When Veronica reached her station and exited the train and transferred to the metro line, she, who believed everything happened for a reason, recalled the grand cosmic reason why she had met Nicholas Laver. It had nothing to do with romance and everything to do with her birth mother. Without him the mystery of her birth mother would still overhang her life. Now she knew her birth mother was gone. Whether she'd been good or bad, Veronica would never know. Over time, maybe she'd come to believe it didn't matter. Regardless, Nicholas would always be a critical part of her reaching that understanding and she would always be grateful.

In her apartment in the Kudrinskaya Building, Veronica cleared out her belongings for her departure. Then she stripped down until she was naked as the day she was born. Of course now the ring slid off her finger, mocking her for the trouble she'd had with it earlier. She showered and washed her hair under the hottest water she could bear, as if scalding herself would purge the day's miseries.

In short order Veronica was back in the metro, this time burdened by her luggage and heading for the airport. She would arrive in plenty of time. Maybe she'd even be able to kiss Mother Russia goodbye sooner than expected, if she could land a seat on an earlier flight.

It wasn't until she was a few stops shy of the airport that she realized she wasn't wearing the ring. She dove into her handbag. There was the ring box. Empty.

She got off at the next stop, ignoring the man who kept trying to tell her that the airport was still two stops away and surely the blonde with the luggage wanted to go all the way to the airport? She waved him off and dumped the contents of her handbag onto a bench. She searched it thoroughly. No ring.

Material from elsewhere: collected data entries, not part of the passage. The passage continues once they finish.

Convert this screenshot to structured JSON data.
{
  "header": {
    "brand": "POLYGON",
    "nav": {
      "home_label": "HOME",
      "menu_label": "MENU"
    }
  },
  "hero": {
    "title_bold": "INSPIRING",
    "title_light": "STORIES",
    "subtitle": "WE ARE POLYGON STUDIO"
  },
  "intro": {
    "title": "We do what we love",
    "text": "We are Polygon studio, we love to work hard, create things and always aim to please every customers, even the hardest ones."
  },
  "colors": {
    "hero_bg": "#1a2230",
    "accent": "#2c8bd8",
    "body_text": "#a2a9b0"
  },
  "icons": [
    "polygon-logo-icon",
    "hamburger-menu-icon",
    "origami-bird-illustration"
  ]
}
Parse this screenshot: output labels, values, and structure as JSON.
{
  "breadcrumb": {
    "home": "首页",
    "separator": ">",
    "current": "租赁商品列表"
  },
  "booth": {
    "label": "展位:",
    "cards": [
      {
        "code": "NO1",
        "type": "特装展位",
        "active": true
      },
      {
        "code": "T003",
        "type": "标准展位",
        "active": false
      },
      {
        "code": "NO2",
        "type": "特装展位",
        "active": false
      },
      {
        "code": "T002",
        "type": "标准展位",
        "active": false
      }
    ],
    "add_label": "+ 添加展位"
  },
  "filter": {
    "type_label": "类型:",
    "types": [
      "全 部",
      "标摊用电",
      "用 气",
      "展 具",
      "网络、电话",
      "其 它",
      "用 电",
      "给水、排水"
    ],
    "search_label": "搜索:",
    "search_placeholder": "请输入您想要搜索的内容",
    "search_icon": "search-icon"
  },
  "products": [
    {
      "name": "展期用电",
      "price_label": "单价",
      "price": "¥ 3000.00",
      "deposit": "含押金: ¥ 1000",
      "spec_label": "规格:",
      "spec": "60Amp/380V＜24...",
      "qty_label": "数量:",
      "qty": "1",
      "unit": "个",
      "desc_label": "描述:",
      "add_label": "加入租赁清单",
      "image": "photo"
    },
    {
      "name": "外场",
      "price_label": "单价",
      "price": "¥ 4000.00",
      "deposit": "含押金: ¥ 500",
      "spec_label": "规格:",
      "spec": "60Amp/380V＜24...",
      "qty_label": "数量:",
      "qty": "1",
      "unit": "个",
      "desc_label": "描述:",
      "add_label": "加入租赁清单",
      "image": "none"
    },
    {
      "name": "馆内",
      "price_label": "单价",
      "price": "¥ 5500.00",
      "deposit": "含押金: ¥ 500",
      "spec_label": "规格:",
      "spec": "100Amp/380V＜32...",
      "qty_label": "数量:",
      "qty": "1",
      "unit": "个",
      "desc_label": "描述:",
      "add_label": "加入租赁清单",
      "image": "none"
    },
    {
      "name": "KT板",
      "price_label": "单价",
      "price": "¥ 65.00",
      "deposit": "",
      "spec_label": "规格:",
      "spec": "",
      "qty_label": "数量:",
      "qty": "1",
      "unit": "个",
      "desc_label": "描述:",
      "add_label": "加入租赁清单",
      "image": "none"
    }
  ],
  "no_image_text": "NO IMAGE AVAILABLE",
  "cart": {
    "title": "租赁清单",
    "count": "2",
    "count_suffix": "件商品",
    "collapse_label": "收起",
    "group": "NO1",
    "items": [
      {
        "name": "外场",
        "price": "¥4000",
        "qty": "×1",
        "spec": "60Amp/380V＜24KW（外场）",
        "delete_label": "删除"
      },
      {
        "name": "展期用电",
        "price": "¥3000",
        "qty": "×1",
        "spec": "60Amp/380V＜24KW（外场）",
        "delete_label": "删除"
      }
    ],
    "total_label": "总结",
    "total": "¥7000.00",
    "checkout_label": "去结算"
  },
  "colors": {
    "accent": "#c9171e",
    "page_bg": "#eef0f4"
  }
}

Then she set her rolling suitcase on the bench and conducted a second methodical search, even though she had no memory of packing the ring in her suitcase and had no idea why she would do such a stupid thing because surely she wouldn't risk that such an exquisite, even if maddening, ring would be snatched from an unlocked bag?

Veronica soon realized she hadn't done that stupid thing. Apparently she'd done something even stupider: She'd left the ring at the Kudrinskaya Building.

She straightened and put her hands on her hips. Of course she could just continue on and forget it. She was under no obligation to retrieve the ring. A dark-haired woman had handed it to her and now it would find a new home. Someone new would claim it.

Of course that new someone would not be handpicked. Nor would they have the little paper that explained everything, which was in the ring box and so hopelessly separated from the ring. Again Veronica opened the box, half expecting to see the ring magically restored. Maybe it would even cackle at her. No such luck.